Paul Hennon is a scientist at the Pacific Northwest Research Station in Alaska. He's devoted his entire career to solving the mystery of the dying yellow cedars.
HENNON: Yellow cedar is a beautiful tree. It has kind of droopy, hanging, dark green foliage and dark green crowns. The bark is a beautiful silver color. The yellow cedar gets its name from the yellow heart wood that it has and it has this kind of spicy aroma to it, which gives it great decay resistance.
And, you know, there's a couple remarkable things about the cedars. One is that they can be very old. They can live for over a thousand years. They're actually not the tallest trees in the Pacific Northwest or Alaska. They might be the oldest, but not the tallest. And because of, again, that aromatic chemistry in the wood and that extreme decay resistant, we're finding that the wood properties, meaning strength properties, decay resistance, are retained long after death.
GELLERMAN: But these trees, as you say, can grow to be a thousand years old. So what's killing yellow cedars?

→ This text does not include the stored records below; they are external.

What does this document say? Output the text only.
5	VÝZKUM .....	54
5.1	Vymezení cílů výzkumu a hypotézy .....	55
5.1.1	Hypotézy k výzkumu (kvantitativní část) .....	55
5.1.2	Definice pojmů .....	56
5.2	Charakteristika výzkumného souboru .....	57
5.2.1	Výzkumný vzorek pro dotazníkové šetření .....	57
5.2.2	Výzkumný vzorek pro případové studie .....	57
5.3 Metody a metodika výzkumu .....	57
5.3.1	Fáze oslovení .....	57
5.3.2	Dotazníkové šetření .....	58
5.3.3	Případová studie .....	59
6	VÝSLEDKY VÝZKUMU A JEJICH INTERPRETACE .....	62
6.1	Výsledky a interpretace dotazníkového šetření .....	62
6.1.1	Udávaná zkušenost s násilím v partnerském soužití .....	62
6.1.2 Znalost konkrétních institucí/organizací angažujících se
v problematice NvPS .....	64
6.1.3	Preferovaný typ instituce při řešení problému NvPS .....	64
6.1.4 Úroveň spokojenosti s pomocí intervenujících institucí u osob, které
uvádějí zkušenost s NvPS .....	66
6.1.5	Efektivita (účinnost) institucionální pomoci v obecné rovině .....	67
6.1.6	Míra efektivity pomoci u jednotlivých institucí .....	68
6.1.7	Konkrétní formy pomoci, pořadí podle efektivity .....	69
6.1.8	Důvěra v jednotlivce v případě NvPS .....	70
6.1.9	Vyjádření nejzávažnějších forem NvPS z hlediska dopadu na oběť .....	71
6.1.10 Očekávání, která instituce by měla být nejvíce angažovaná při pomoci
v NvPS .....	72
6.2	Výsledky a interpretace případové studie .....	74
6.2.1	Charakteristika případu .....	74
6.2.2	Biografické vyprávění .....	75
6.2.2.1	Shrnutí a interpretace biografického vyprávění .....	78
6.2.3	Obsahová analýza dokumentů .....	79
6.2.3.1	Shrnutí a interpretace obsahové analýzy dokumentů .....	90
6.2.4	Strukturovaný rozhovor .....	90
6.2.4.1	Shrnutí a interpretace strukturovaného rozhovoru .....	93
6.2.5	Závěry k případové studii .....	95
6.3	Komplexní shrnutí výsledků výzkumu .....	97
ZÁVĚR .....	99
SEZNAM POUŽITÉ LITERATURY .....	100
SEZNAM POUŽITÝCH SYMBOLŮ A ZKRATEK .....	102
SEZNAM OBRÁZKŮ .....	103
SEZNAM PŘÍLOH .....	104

HENNON: Cedars are okay as long as they're protected by snow. We do know that the cedars that are dying now and the living cedars, the larger cedars, grew up in a snowier time called the Little Ice Age. So part of the problem for the cedars was that they're adapted to - not necessarily colder conditions, but snowy conditions.

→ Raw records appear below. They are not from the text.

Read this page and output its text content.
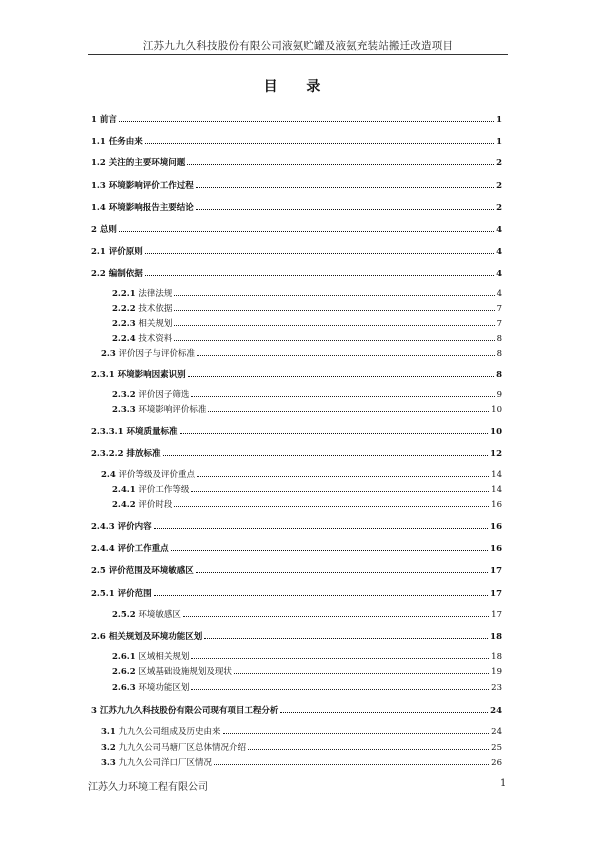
江苏九九久科技股份有限公司液氨贮罐及液氨充装站搬迁改造项目
目 录
1 前言	1
1.1 任务由来	1
1.2 关注的主要环境问题	2
1.3 环境影响评价工作过程	2
1.4 环境影响报告主要结论	2
2 总则	4
2.1 评价原则	4
2.2 编制依据	4
2.2.1 法律法规	4
2.2.2 技术依据	7
2.2.3 相关规划	7
2.2.4 技术资料	8
2.3 评价因子与评价标准	8
2.3.1 环境影响因素识别	8
2.3.2 评价因子筛选	9
2.3.3 环境影响评价标准	10
2.3.3.1 环境质量标准	10
2.3.2.2 排放标准	12
2.4 评价等级及评价重点	14
2.4.1 评价工作等级	14
2.4.2 评价时段	16
2.4.3 评价内容	16
2.4.4 评价工作重点	16
2.5 评价范围及环境敏感区	17
2.5.1 评价范围	17
2.5.2 环境敏感区	17
2.6 相关规划及环境功能区划	18
2.6.1 区域相关规划	18
2.6.2 区域基础设施规划及现状	19
2.6.3 环境功能区划	23
3 江苏九九久科技股份有限公司现有项目工程分析	24
3.1 九九久公司组成及历史由来	24
3.2 九九久公司马塘厂区总体情况介绍	25
3.3 九九久公司洋口厂区情况	26
江苏久力环境工程有限公司	1
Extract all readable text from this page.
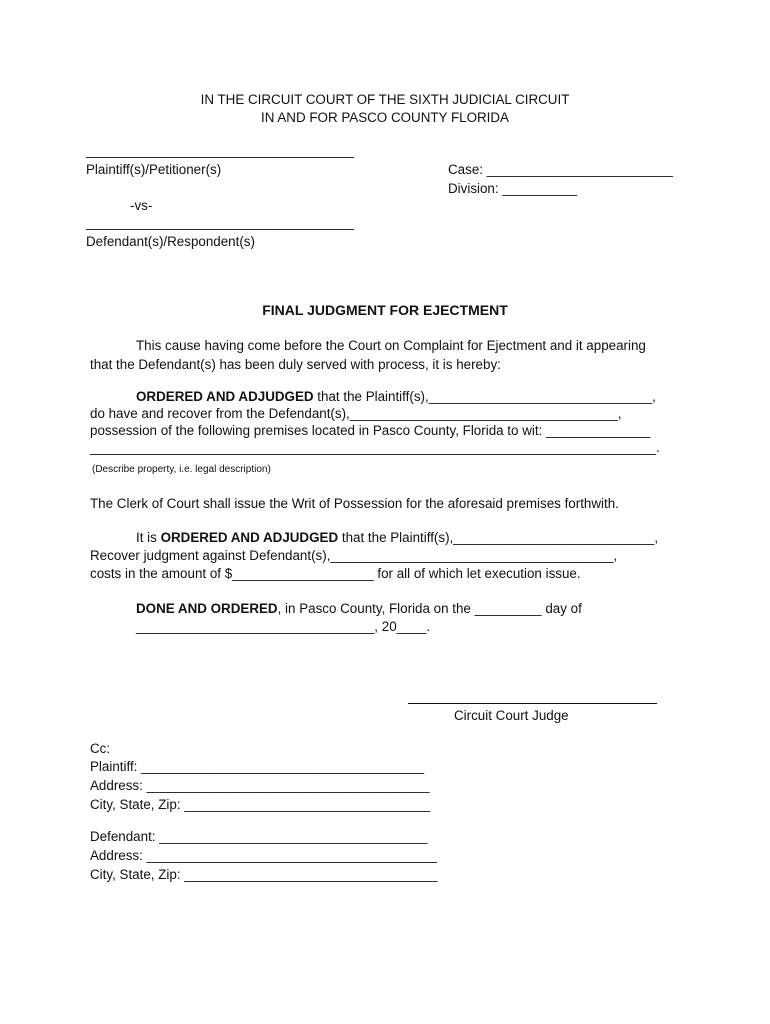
IN THE CIRCUIT COURT OF THE SIXTH JUDICIAL CIRCUIT
IN AND FOR PASCO COUNTY FLORIDA
____________________________________
Plaintiff(s)/Petitioner(s)	Case: _________________________
Division: __________
-vs-
____________________________________
Defendant(s)/Respondent(s)
FINAL JUDGMENT FOR EJECTMENT
This cause having come before the Court on Complaint for Ejectment and it appearing
that the Defendant(s) has been duly served with process, it is hereby:
ORDERED AND ADJUDGED that the Plaintiff(s),______________________________,
do have and recover from the Defendant(s),____________________________________,
possession of the following premises located in Pasco County, Florida to wit: ______________
____________________________________________________________________________.
(Describe property, i.e. legal description)
The Clerk of Court shall issue the Writ of Possession for the aforesaid premises forthwith.
It is ORDERED AND ADJUDGED that the Plaintiff(s),___________________________,
Recover judgment against Defendant(s),______________________________________,
costs in the amount of $___________________ for all of which let execution issue.
DONE AND ORDERED, in Pasco County, Florida on the _________ day of
________________________________, 20____.
Circuit Court Judge
Cc:
Plaintiff: ______________________________________
Address: ______________________________________
City, State, Zip: _________________________________
Defendant: ____________________________________
Address: _______________________________________
City, State, Zip: __________________________________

Whenever snow is covering the ground, the soil temperatures equilibrate to right around freezing, which is cold, but not nearly cold enough to kill the cedar roots. The cedar roots are shallow. Cedar grows on wet soils. We've learned that these roots, the fine roots, are just not very cold hardy. So this is a freezing injury to the fine roots and it's cold weather events that kill the tree. So snow provides a blanket of protection that keeps the soil from getting too cold.
GELLERMAN: So what happened to the snow cover?
HENNON: The weather station data from 1910 on is showing a warming trend in these key months of February and March. The pattern of snow is being reduced. It's essentially turning more of the snow into rain.
GELLERMAN: That's kind of ironic, odd. You've got global warming causing these trees to freeze.
HENNON: I think it's an irony or paradox. It's probably part of the reason it took us a while to figure this out. It suggests that some of the effects of climate change will be unexpected, and probably complex, difficult to figure out.
GELLERMAN: So how many trees are we talking about here?
HENNON: Well, we're talking about extensive areas. In coastal Alaska, we've mapped 500,000 acres of dead cedar, about a half million acres. And then within these patches of dead forest about 60 to 70 percent, on average, of the cedars are dead.
GELLERMAN: Why do 30 or 40 percent live?
HENNON: That's a good question. We don't know very much about the genetic makeup of the cedar forest. There may be individual trees that are more cold hardy or slower at becoming physiologically active in the winter. But we also, our really strong suspicion is that there are microsites, small areas where the cedars are growing in patches of dead forest that have deeper soils and the roots grow more deeply.
GELLERMAN: So what, if anything, can be done to protect the remaining trees?
HENNON: Well, the key thing is we've learned what kills the cedars, so there are strategies we can use. We can move yellow cedar, or conserve it, in areas where it's growing well and doing okay. Those tend to be higher elevation areas with more snow and those are the deeper soils where the trees grow deeper roots so it's kind of avoiding this problem. You know, one of our goals is to use this knowledge to maintain and really adapt and probably increase the populations in areas where the tree seems better suited.
GELLERMAN: Well, Dr. Hennon, thank you so much.
HENNON: Okay, thank you, Bruce!
GELLERMAN: Paul Hennon is a scientist with the U.S. Forest Service's Pacific Northwest Research Station. He spoke to us from the studios of KTOO in Juneau, Alaska.